Et les puissants ont plus que jamais compris que la réalisation de ce but ne passe pas uniquement par les créations traditionnelles de l’appareil répressif. Si nous regardons la ville de Bruxelles, nous voyons que la maxi-prison n’est pas le seul projet ayant pour objectif de contrôler des gens, de déterminer de différentes façons leur comportement, d’influencer et de borner leur vie quotidienne. Jusqu’aux coins les plus éloignés de la ville, les projets qui en témoignent poussent comme des champignons : de la construction de nouveaux commissariats de police à l’installation de plus de caméras de vidéosurveillance, en passant par la présence renforcée de policiers dans la rue. De l’extension du quartier européen à la création d’un réseau de transport en commun extrêmement contrôlé qui doit amener la main d’œuvre habitant à l’extérieur de la ville rapidement et efficacement jusqu’à son lieu de travail. De la construction de temples dédiés à la consommation toujours plus grands, à l’implantation de nouveaux logements chers dans les quartiers plus pauvres afin de réaliser un « nettoyage social ». Toutes ces inventions brillantes ne sont rien de plus que des instruments ayant comme seul but de garder les gens dans le rang ou de les forcer à rentrer dans le rang et de cibler, humilier, chasser ou enfermer ceux qui ne le peuvent pas ou le refusent consciemment. La nouvelle maxi-prison à Haren et la rénovation urbaine à Bruxelles sont les deux faces de la même médaille.
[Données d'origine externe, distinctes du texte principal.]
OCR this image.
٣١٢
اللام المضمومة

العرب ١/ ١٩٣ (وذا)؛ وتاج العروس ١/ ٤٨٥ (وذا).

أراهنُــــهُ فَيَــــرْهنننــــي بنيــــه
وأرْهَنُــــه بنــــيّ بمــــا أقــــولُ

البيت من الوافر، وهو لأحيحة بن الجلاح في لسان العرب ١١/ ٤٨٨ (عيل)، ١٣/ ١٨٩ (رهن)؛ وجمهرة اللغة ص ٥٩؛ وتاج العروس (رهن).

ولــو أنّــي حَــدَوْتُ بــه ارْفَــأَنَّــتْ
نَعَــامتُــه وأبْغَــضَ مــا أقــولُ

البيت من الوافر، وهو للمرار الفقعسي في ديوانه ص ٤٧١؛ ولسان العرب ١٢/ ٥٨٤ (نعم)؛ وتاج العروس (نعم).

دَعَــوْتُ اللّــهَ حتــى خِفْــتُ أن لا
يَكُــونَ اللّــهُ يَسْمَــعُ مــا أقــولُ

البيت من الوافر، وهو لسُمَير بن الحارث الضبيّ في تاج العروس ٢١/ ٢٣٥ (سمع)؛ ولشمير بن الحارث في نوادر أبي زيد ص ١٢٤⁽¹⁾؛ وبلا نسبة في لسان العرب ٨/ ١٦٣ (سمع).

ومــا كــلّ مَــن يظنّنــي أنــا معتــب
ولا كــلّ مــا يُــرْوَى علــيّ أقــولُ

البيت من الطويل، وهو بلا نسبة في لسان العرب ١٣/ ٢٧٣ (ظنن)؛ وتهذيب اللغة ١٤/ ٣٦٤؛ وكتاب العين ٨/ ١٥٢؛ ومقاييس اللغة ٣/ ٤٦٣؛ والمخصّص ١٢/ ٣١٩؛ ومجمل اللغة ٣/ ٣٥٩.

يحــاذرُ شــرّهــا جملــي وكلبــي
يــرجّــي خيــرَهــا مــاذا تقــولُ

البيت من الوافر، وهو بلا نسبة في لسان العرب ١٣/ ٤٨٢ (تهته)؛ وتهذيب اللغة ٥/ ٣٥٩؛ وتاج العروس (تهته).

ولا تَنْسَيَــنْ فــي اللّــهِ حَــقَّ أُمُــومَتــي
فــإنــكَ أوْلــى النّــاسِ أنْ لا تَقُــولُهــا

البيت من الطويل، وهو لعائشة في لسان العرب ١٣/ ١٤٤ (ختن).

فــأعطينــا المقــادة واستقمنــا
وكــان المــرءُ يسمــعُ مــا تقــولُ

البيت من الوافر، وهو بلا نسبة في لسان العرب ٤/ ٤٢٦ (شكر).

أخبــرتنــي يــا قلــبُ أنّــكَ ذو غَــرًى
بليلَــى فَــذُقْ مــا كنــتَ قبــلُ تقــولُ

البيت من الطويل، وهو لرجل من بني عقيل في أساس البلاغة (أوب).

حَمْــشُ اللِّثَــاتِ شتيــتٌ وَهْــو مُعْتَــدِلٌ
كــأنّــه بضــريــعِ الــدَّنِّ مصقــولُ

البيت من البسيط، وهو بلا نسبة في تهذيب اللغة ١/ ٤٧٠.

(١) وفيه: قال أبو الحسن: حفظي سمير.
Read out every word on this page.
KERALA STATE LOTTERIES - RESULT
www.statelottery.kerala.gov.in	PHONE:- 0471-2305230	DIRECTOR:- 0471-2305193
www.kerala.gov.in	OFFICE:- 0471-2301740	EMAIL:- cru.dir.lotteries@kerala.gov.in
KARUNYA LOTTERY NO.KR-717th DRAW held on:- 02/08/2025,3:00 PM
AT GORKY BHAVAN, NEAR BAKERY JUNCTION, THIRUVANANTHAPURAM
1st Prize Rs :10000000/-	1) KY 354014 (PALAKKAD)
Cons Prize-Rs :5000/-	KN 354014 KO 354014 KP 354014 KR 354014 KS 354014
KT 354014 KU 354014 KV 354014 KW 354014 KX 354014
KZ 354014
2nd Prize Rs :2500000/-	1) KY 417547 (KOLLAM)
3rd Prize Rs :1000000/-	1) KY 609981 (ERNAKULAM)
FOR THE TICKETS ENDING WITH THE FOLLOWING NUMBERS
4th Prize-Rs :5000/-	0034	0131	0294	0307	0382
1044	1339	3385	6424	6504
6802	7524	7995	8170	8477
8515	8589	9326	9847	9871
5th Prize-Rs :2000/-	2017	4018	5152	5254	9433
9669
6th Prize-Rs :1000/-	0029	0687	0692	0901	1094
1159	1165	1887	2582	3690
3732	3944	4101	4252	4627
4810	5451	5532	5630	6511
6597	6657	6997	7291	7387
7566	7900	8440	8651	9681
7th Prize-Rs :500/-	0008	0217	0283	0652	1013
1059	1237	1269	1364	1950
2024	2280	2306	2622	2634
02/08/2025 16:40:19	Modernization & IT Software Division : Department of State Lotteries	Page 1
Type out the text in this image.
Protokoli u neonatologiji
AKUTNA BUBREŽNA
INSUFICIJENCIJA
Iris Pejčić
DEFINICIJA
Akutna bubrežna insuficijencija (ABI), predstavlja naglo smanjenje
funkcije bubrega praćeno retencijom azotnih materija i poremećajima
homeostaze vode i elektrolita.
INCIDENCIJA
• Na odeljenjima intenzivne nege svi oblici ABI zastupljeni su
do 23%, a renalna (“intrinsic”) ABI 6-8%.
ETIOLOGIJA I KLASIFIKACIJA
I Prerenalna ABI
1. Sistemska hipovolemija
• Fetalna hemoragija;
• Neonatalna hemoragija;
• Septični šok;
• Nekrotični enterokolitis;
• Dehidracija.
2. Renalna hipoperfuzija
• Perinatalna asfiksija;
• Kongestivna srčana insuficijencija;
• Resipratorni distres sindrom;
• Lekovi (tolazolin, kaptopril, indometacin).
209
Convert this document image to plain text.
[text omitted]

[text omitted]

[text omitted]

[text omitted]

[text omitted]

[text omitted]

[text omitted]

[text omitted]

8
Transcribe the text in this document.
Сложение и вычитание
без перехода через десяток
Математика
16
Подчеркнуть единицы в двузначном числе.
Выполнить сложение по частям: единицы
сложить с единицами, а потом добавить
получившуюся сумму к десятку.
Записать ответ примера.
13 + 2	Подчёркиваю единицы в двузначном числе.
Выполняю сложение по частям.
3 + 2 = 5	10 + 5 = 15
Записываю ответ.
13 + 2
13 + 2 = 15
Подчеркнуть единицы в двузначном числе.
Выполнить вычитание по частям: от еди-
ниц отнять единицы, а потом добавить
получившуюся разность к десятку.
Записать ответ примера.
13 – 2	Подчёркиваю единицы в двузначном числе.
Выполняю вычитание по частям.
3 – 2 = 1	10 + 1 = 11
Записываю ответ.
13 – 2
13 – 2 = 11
Il y a presque deux ans, les premiers tracts exprimant une opposition radicale à la construction de la prison à Haren étaient distribués, reliant ce énième projet répressif de l’Etat directement avec la lente mais certaine transformation de la ville en une grande prison à ciel ouvert. Depuis, une lutte est née qui a connu beaucoup d’initiatives et d’intensités différentes : tracts, affiches, tags, rassemblements, occupations, manifestations, sabotages et actions directes. Toutes ces initiatives respirent une attitude anti-politique, et sont une invitation à chacun et chacune pour passer aussi à l’attaque, dans un conflit direct avec les puissants et leurs plans. Elles revendiquent aussi l’autonomie de lutte, encourageant chacun et chacune à s’organiser quand, comment et avec qui il ou elle l’estime le mieux, dans un affrontement direct avec ce qui nous opprime. 
La construction de la maxi-prison à Haren ne pourra jamais être empêchée seulement avec des mots. L’imagination, les idées, la persévérance, la passion et les actes de chacune et de chacun peuvent par contre attiser un incendie auquel aucun projet d’aucun bastion du pouvoir ne saurait résister. Continuons à explorer les chemins, passons à l’action.